Artifacts / by Jessica Palmer /

Christopher Reiger’s Synesthesia #1, the fluidity of perception, and how art can express phenomena in a way data alone cannot.

Image courtesy of Christopher Reiger

At first glance this painting by Christopher Reiger depicts a grotesque, absurd chimera: the slim silhouette of Degas’s Little Dancer, burdened by the incongruously heavy head of a moose. But keep looking. Those aren’t antlers, but rather the sprawling dendrites of giant neurons. And this piece, entitled Synesthesia #1, captures one way in which art can be invaluable to science.

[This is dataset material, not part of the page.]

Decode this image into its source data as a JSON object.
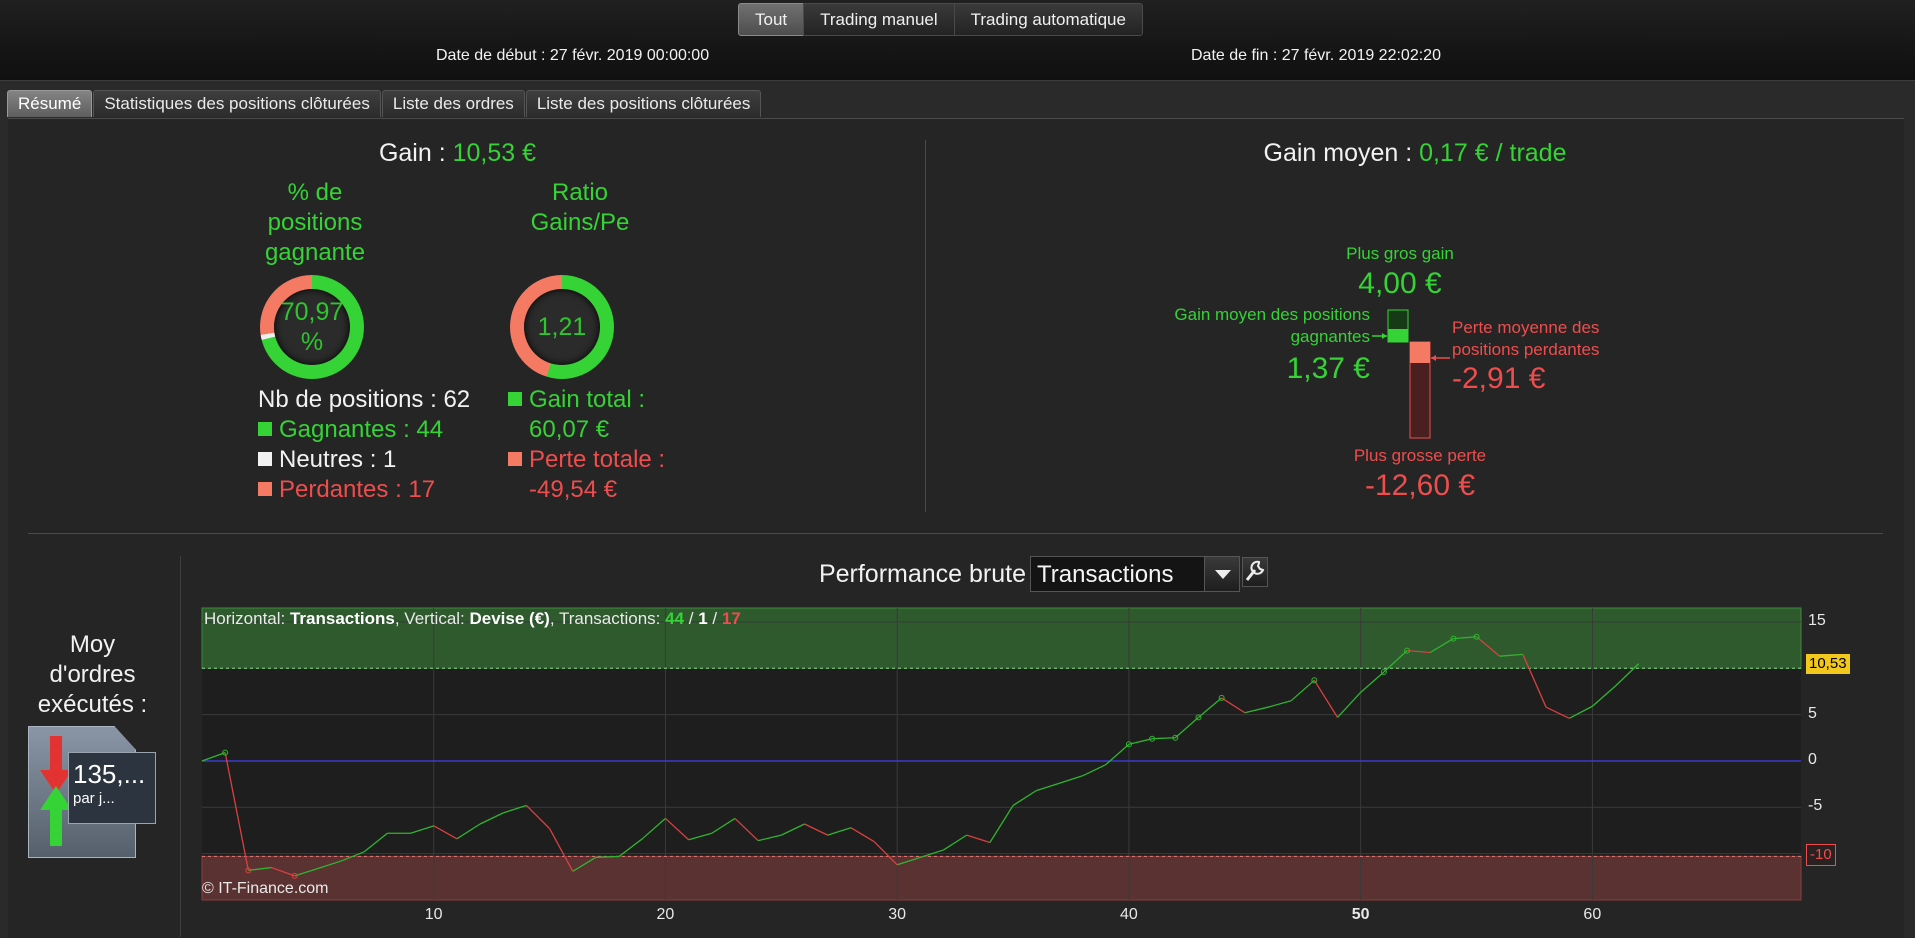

Synesthesia is a fascinating condition in which inputs to one sensory pathway — such as music or shapes — produce sensations in a different sensory modality. Synesthetes most commonly associate letters and numbers with certain colors, but they may also “see” music, “taste” words, or “see” flavors. Some researchers argue that synesthesia results from incomplete pruning of nascent connections in the developing brain. According to this hypothesis, leftover neural pathways allow a babble of unwanted crosstalk between regions that should be discrete — visual cortex and auditory cortex, for example. This sensory crosstalk may be undesirable from a developmental perspective, but most synesthetes savor their blended sensory modalities, while nonsynesthetes envy the added complexity of a synesthete’s world. Synesthesia may be the only neurological condition that everyone wants!

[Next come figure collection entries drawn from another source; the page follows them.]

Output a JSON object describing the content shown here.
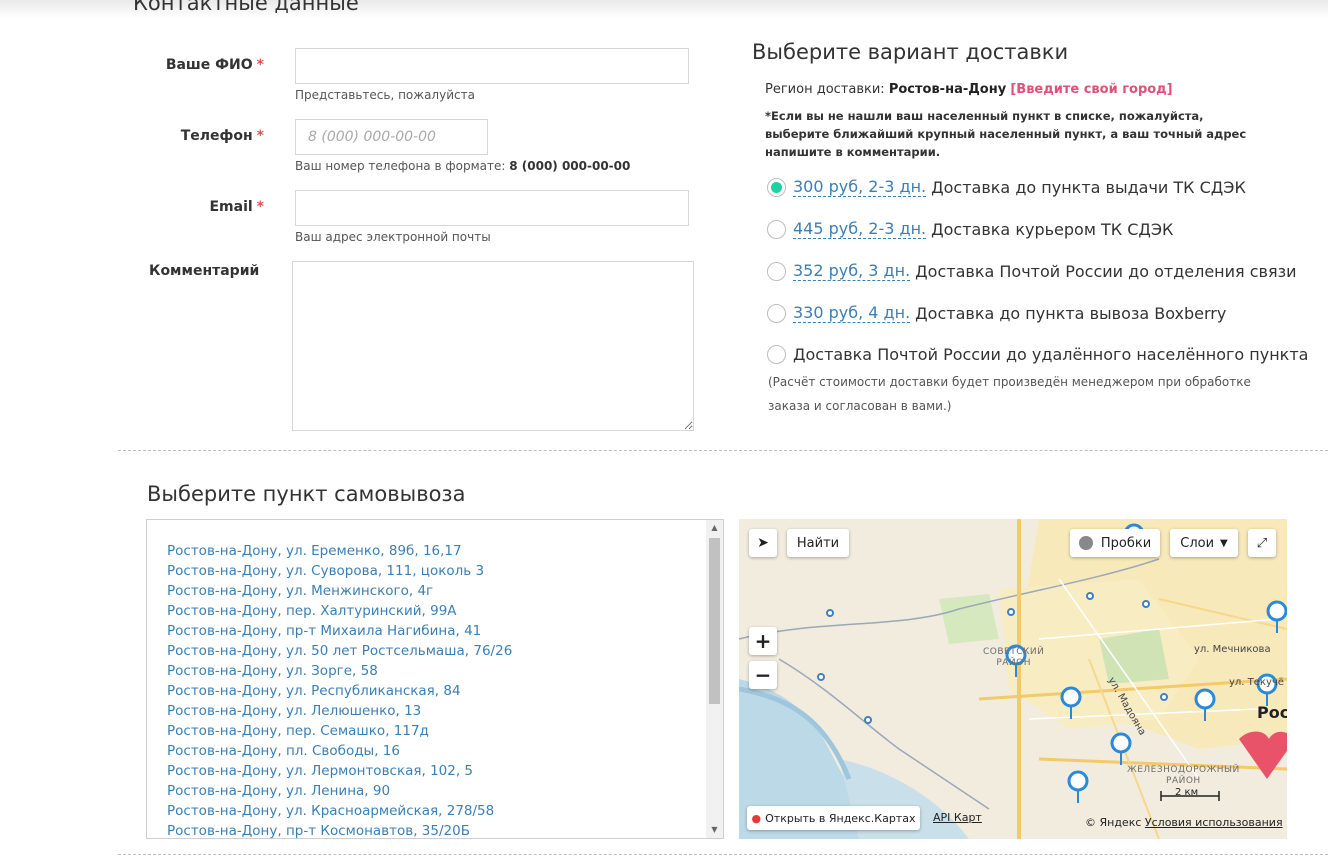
{
  "contacts": {
    "title": "Контактные данные",
    "name": {
      "label": "Ваше ФИО",
      "required": "*",
      "value": "",
      "placeholder": "",
      "hint": "Представьтесь, пожалуйста"
    },
    "phone": {
      "label": "Телефон",
      "required": "*",
      "value": "",
      "placeholder": "8 (000) 000-00-00",
      "hint_prefix": "Ваш номер телефона в формате:",
      "hint_format": "8 (000) 000-00-00"
    },
    "email": {
      "label": "Email",
      "required": "*",
      "value": "",
      "placeholder": "",
      "hint": "Ваш адрес электронной почты"
    },
    "comment": {
      "label": "Комментарий",
      "value": ""
    }
  },
  "delivery": {
    "title": "Выберите вариант доставки",
    "region_prefix": "Регион доставки:",
    "region_city": "Ростов-на-Дону",
    "change_city": "[Введите свой город]",
    "note": "*Если вы не нашли ваш населенный пункт в списке, пожалуйста, выберите ближайший крупный населенный пункт, а ваш точный адрес напишите в комментарии.",
    "options": [
      {
        "price": "300 руб, 2-3 дн.",
        "label": "Доставка до пункта выдачи ТК СДЭК",
        "selected": true
      },
      {
        "price": "445 руб, 2-3 дн.",
        "label": "Доставка курьером ТК СДЭК",
        "selected": false
      },
      {
        "price": "352 руб, 3 дн.",
        "label": "Доставка Почтой России до отделения связи",
        "selected": false
      },
      {
        "price": "330 руб, 4 дн.",
        "label": "Доставка до пункта вывоза Boxberry",
        "selected": false
      },
      {
        "price": "",
        "label": "Доставка Почтой России до удалённого населённого пункта",
        "selected": false
      }
    ],
    "remote_note": "(Расчёт стоимости доставки будет произведён менеджером при обработке заказа и согласован в вами.)"
  },
  "pickup": {
    "title": "Выберите пункт самовывоза",
    "points": [
      "Ростов-на-Дону, ул. Еременко, 89б, 16,17",
      "Ростов-на-Дону, ул. Суворова, 111, цоколь 3",
      "Ростов-на-Дону, ул. Менжинского, 4г",
      "Ростов-на-Дону, пер. Халтуринский, 99А",
      "Ростов-на-Дону, пр-т Михаила Нагибина, 41",
      "Ростов-на-Дону, ул. 50 лет Ростсельмаша, 76/26",
      "Ростов-на-Дону, ул. Зорге, 58",
      "Ростов-на-Дону, ул. Республиканская, 84",
      "Ростов-на-Дону, ул. Лелюшенко, 13",
      "Ростов-на-Дону, пер. Семашко, 117д",
      "Ростов-на-Дону, пл. Свободы, 16",
      "Ростов-на-Дону, ул. Лермонтовская, 102, 5",
      "Ростов-на-Дону, ул. Ленина, 90",
      "Ростов-на-Дону, ул. Красноармейская, 278/58",
      "Ростов-на-Дону, пр-т Космонавтов, 35/20Б"
    ]
  },
  "map": {
    "find_label": "Найти",
    "traffic_label": "Пробки",
    "layers_label": "Слои",
    "zoom_in": "+",
    "zoom_out": "−",
    "open_in_yandex": "Открыть в Яндекс.Картах",
    "api_link": "API Карт",
    "scale": "2 км",
    "copyright": "© Яндекс",
    "terms": "Условия использования",
    "labels": {
      "district1": "СОВЕТСКИЙ\nРАЙОН",
      "district2": "ЖЕЛЕЗНОДОРОЖНЫЙ\nРАЙОН",
      "street1": "ул. Мечникова",
      "street2": "ул. Мадояна",
      "street3": "ул. Текучё",
      "city": "Рос"
    }
  }
}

Art can give us “normals” a small window into the synesthete’s world. Even if we don’t experience numbers as colors or sounds, we can gaze at Charles Delmuth’s brassy I Saw the Figure Five in Gold (inspired by a William Carlos Williams poem) and begin to intuit what the synesthete’s experience must be like. We pick up hints of music and movement in the brushstrokes of great paintings, like Van Gogh’s writhing, rhythmic Starry Night. Symphonies can evoke colors, tastes, even odors for us. While these imaginative experiences and sensory metaphors are not true synesthesia, they are what makes art powerful, allowing it to seize our attention and wrest every sense into engagement. Artists strive to blur the borders between the senses, generating fruitful, messy, unanticipated connections between parts of the mind that usually don’t communicate. In that sense, art mimics synesthesia.

In Reiger’s painting, the synthesis of Degas’s dancer with the moose is awkward and forced, a good visual metaphor for the historical relationship between the fine arts and biological science. Both art and science are products of the mind — represented here by the crown of neuron antlers — yet in the past, these disciplines have often had competing agendas and profoundly different, even hostile, approaches to the world.

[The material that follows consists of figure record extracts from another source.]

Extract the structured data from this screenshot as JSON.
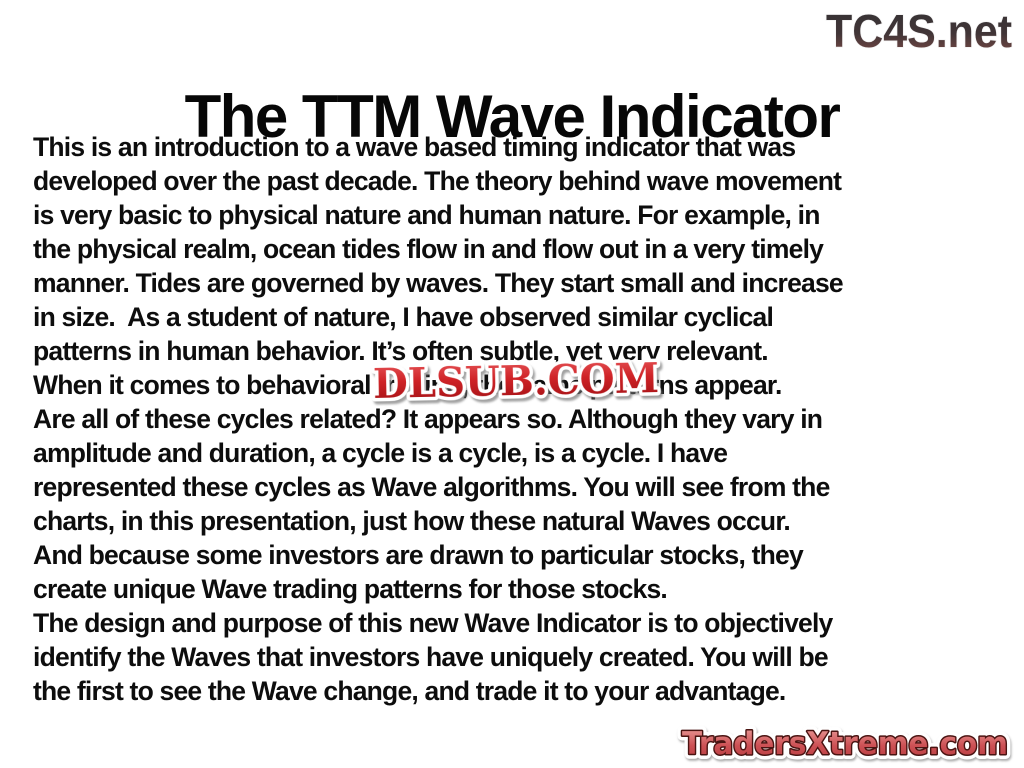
{
  "slide": {
    "title": "The TTM Wave Indicator",
    "body_lines": [
      "This is an introduction to a wave based timing indicator that was",
      "developed over the past decade. The theory behind wave movement",
      "is very basic to physical nature and human nature. For example, in",
      "the physical realm, ocean tides flow in and flow out in a very timely",
      "manner. Tides are governed by waves. They start small and increase",
      "in size.  As a student of nature, I have observed similar cyclical",
      "patterns in human behavior. It’s often subtle, yet very relevant.",
      "When it comes to behavioral trading, the same patterns appear.",
      "Are all of these cycles related? It appears so. Although they vary in",
      "amplitude and duration, a cycle is a cycle, is a cycle. I have",
      "represented these cycles as Wave algorithms. You will see from the",
      "charts, in this presentation, just how these natural Waves occur.",
      "And because some investors are drawn to particular stocks, they",
      "create unique Wave trading patterns for those stocks.",
      "The design and purpose of this new Wave Indicator is to objectively",
      "identify the Waves that investors have uniquely created. You will be",
      "the first to see the Wave change, and trade it to your advantage."
    ]
  },
  "watermarks": {
    "tc4s_label": "TC4S.net",
    "dlsub_label": "DLSUB.COM",
    "tradersxtreme_label": "TradersXtreme.com"
  },
  "colors": {
    "background": "#ffffff",
    "body_text": "#0d0d0d",
    "dlsub_red_top": "#e8595c",
    "dlsub_red_bottom": "#9d0e12",
    "tc4s_top": "#343234",
    "tc4s_bottom": "#7d4b46",
    "tx_fill_top": "#eb9e9b",
    "tx_fill_bottom": "#b53a3e",
    "tx_outline": "#4a1412"
  }
}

Consider the initial reaction to Degas’s sculpture. His critics found the commingling of wax, cloth, and hair in Little Dancer distasteful; mixed sensory modalities were apparently not their cup of tea. They derided the girl’s head for its bestial appearance and compared the sculpture to an anatomical exhibit – the clear implication being that anatomy was in opposition to fine art.

Reiger humorously amps up everything that Degas’s critics found objectionable. The moose head is a sly play on the supposed bestiality of the little dancer, and a reminder that biologically, one mammal isn’t so different from another. The antler neurons, which resemble Purkinje neurons (cerebellar cells that govern dance and movement) or perhaps retinal ganglion cells (which mediate vision), assert the fundamental anatomical underpinnings of both performing and visual arts.

Yet — and this is what I like best — the neurons also call to mind other natural patterns: blood vessels, tree branches, corals, a network of waterways. At first glance we assume they’re antlers because of their context, but the longer we look, the more possibilities emerge. To the scientist, these shared forms should be a sign of underlying commonalities and could shed light on the natural laws that influence the formation of geometric patterns in nature.

Yet anyone who’s spent years studying one species, cell, or protein knows it’s hard to recognize those parallels. It’s difficult to transcend one narrow, specific context to appreciate how disparate processes can be intimately related. By facilitating the confluence of multiple sensory and conceptual inputs, Synesthesia #1 and art in general help us make those leaps so we can reach across disciplines and find commonalities. Making those unexpected connections between things that seem unrelated — like seeing dendrites in the place of antlers — are a little bit like synesthesia: an added dimension of perception that enriches art and science alike. — Jessica Palmer is a biologist and artist. She blogs at Bioephemera for ScienceBlogs.